When I was a youngster, we had an old hand pump in the park
where you could get water for the animals or a cool drink for yourself. The
pump was old and leaked a little air so, to get it started, you had to pour
some water down the well pipe to prime the pump. The water for priming was kept
in an old rusty coffee can that had been left there by someone, and filled by
the last person who used the pump.
Once primed, you could pump water for as long as your arms held out.
Then, when you were done, you filled the coffee can with water for the next
person. The can was always there and always full. It was strangers looking out
for and helping strangers.
All of us need to take a look around at the youngest family
member we have, be it a niece or nephew, brother or sister, son or daughter or
a grandchild. These youngsters are our hope for the future, and we need to do
everything we can to help them become educated and the leaders of tomorrow. We
need to shape their bodies and their minds with the ideals which worked for us
in so many cases, and not try to hide the mistakes that didn’t work for us so
they can serve as bad examples. God knows there have been enough of them. We
also need to do everything in our power to safeguard this world we all have to
live in. In effect, we need to
leave them some water to prime the pump with so they can keep it going.
I often look at this younger generation and think—what kind
of a world have we left you? Has our overwhelming greed for self-satisfaction
and wealth left you an empty can of water? Our air and water has become more
polluted every day, by people that are driven to make more and more money. Our
code of ethics that used to include good morals, a sense of decency and family
values, has been badly watered down. Yes, as the good book says, “we reap what
we sow” but the sad part of that is, the next generation also reaps what we sow,
and they had no say in it.
I met a young woman a while back who told me a story of how
she had given birth to a baby daughter at home. They—she and her husband—hadn’t
registered the birth and weren’t going to. They planned on home schooling the
child, and keeping her out of mainstream society. I had a thought about how
close that was to children that were raised on the prairie in sod huts a
hundred years ago, and why would we ever want to revert to that? Then I look
around me at the world we live in, and I see where her fears are coming from.
Sadly, I don’t think it’s possible anymore to keep your children to yourselves.
At some point, the government will find out and they will make you comply with
the mainstream.

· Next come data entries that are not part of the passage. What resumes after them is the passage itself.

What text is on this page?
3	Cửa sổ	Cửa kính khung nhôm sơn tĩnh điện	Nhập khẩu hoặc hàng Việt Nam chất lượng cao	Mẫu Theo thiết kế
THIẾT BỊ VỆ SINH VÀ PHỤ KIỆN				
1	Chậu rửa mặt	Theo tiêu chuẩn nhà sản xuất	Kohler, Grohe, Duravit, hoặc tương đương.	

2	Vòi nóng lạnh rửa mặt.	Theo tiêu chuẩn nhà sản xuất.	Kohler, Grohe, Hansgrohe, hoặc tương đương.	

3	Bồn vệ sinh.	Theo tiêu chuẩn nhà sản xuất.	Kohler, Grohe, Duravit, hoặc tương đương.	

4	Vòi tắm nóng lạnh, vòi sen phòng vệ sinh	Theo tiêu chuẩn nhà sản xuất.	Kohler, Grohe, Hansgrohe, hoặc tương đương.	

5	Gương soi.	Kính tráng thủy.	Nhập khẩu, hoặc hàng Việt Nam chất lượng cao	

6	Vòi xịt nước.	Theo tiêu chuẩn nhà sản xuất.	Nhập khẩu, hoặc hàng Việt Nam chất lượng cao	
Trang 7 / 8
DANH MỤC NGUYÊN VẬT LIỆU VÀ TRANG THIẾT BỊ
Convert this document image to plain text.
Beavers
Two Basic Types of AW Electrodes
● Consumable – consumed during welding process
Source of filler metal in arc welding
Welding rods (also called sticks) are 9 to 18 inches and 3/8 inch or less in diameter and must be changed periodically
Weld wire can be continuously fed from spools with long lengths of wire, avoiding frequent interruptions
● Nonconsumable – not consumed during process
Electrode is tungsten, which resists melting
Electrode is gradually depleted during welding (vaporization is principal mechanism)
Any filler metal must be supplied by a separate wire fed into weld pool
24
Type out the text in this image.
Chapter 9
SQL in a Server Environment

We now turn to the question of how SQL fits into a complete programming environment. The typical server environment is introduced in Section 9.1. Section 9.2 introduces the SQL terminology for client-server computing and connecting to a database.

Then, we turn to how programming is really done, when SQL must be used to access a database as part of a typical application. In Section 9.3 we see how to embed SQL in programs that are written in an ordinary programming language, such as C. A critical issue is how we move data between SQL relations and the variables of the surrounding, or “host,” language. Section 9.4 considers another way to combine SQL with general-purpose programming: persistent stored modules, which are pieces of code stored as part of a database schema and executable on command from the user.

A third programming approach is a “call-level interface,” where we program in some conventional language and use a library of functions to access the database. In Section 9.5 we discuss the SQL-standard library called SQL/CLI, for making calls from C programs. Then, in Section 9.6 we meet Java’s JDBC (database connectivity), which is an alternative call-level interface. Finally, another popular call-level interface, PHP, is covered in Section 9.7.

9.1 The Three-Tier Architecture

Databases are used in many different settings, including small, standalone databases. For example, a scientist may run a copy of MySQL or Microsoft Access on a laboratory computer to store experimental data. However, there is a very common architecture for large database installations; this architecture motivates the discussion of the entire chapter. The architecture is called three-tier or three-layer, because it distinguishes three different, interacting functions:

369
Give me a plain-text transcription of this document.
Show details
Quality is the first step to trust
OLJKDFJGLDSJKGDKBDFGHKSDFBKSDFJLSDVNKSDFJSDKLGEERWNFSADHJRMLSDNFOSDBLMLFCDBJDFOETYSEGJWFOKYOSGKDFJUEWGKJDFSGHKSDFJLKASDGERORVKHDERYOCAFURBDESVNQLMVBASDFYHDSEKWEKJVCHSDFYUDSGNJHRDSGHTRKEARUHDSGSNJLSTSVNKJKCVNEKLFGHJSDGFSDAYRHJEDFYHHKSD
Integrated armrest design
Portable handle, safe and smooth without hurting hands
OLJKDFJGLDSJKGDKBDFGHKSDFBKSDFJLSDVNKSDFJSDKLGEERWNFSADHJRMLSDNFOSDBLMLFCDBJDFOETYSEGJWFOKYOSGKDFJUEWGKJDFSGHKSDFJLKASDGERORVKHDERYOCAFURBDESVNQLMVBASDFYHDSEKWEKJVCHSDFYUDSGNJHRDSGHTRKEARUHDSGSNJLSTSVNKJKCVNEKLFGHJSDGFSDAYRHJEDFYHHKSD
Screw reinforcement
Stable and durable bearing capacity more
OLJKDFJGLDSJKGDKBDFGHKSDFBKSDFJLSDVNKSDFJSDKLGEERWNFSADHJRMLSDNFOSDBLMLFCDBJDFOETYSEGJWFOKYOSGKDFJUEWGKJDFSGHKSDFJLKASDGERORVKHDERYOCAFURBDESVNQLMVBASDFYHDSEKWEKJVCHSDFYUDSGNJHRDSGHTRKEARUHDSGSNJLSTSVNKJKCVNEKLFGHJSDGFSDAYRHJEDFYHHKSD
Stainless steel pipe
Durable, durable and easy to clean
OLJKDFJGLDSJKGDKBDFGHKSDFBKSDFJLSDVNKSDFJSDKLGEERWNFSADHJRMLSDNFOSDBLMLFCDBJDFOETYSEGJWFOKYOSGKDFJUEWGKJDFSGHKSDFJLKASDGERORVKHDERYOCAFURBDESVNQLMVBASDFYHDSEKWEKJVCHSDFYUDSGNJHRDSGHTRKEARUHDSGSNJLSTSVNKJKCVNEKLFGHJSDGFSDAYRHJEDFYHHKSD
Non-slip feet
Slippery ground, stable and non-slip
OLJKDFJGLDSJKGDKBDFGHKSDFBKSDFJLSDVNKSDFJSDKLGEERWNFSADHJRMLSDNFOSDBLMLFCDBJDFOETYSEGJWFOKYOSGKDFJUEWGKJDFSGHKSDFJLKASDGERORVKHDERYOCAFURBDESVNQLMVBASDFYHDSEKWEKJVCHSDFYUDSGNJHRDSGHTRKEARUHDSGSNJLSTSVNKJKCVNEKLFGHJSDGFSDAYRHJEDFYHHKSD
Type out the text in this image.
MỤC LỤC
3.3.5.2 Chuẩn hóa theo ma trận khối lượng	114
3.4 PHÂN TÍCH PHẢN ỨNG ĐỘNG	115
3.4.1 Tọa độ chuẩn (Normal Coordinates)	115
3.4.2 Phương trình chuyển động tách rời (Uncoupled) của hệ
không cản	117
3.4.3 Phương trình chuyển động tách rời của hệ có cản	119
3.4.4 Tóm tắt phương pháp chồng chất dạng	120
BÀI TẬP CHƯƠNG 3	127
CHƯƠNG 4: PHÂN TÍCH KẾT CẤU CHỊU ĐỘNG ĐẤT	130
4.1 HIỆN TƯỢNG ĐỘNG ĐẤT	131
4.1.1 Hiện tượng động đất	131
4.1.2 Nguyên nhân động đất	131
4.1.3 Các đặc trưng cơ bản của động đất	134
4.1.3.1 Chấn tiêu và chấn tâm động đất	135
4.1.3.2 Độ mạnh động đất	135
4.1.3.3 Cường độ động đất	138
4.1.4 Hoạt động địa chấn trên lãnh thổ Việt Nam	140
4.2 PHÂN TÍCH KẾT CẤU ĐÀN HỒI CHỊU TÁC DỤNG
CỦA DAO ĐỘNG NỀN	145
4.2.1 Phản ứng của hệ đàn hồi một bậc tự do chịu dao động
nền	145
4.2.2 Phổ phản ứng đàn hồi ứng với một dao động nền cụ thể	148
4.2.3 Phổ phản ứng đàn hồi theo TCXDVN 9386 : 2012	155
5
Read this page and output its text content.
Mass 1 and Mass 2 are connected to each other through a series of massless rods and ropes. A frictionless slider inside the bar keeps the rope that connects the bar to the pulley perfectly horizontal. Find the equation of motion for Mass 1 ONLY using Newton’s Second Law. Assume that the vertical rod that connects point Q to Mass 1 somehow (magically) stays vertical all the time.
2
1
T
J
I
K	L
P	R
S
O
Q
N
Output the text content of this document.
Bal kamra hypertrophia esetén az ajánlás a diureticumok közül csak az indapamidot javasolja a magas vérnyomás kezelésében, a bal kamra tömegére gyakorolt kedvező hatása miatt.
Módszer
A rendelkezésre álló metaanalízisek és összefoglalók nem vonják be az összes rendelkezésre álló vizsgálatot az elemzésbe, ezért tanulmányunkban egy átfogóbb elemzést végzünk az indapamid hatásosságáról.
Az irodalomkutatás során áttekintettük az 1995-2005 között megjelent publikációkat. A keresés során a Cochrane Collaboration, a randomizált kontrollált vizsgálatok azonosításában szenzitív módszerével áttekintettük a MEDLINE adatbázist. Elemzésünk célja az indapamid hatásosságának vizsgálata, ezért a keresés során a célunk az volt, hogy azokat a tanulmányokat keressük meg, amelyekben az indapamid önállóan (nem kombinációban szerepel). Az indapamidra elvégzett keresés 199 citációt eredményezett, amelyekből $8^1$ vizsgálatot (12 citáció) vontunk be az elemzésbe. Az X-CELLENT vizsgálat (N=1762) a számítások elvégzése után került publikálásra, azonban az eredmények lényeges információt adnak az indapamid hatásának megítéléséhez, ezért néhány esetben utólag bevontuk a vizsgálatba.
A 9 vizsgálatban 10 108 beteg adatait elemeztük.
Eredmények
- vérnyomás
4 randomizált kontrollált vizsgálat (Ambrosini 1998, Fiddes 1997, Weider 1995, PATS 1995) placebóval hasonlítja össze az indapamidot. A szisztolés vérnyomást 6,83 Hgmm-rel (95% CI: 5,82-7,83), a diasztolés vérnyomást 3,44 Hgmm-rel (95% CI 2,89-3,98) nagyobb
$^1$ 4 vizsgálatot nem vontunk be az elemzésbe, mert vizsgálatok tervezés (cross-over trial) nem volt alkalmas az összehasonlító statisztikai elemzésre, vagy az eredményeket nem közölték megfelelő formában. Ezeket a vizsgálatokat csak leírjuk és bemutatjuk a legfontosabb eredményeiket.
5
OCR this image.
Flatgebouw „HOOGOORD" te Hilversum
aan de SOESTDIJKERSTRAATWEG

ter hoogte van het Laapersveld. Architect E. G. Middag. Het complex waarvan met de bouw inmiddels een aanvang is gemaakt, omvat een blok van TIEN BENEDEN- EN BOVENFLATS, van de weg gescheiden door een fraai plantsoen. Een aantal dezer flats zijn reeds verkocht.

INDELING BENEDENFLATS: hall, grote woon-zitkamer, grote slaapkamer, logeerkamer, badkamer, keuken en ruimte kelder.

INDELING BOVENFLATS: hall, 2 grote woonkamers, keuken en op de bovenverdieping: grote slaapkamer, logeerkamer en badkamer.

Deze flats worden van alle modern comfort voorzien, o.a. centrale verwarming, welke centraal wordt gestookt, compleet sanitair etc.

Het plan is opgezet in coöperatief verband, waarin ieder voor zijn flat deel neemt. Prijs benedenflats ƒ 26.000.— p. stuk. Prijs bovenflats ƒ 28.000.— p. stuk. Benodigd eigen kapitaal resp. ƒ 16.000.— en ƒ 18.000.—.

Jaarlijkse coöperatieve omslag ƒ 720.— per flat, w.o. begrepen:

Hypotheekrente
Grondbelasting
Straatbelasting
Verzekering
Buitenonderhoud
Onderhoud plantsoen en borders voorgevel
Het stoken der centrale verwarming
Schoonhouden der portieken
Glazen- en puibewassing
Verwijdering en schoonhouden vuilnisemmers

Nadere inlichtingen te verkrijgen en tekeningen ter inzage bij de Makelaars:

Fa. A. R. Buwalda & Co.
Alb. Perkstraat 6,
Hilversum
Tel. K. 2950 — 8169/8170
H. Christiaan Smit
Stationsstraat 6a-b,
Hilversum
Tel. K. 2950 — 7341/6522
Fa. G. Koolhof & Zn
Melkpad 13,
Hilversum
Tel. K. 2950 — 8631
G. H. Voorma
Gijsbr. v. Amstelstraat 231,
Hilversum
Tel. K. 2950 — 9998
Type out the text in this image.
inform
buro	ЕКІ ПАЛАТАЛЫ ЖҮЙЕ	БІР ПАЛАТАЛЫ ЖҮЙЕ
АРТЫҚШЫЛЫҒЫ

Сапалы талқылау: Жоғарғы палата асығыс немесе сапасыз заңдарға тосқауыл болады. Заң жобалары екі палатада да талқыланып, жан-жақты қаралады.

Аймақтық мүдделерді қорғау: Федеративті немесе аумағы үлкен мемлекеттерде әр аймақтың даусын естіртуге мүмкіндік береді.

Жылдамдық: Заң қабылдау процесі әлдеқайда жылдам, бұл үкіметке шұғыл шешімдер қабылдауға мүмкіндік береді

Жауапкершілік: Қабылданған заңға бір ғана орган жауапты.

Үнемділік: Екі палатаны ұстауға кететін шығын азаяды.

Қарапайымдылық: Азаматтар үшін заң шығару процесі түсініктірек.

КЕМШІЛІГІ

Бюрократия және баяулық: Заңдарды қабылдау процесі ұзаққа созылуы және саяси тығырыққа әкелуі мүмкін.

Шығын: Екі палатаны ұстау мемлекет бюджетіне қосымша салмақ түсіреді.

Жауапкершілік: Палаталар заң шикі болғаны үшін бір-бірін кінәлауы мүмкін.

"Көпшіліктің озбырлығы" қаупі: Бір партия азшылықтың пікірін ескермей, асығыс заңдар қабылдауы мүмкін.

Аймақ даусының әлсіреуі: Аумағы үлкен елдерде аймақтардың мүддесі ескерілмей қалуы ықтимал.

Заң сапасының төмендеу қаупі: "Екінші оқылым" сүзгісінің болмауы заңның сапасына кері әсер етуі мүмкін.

We shouldn’t have to fear our government being involved in our
lives, but we are starting to more and more.
We should leave this world the way we found it, or better
yet, in cleaner shape then we found it. Many people drink only bottled water
because they can’t trust that the water that comes from their wells is safe.
Government guidelines tell us not to eat too much fish in some areas because
it’s full of mercury. Huge areas of the ocean are filled with floating debris
and the dead zone in the gulf gets bigger every year. That coffee can of water
our kids need, to prime the pump, sadly is being left empty.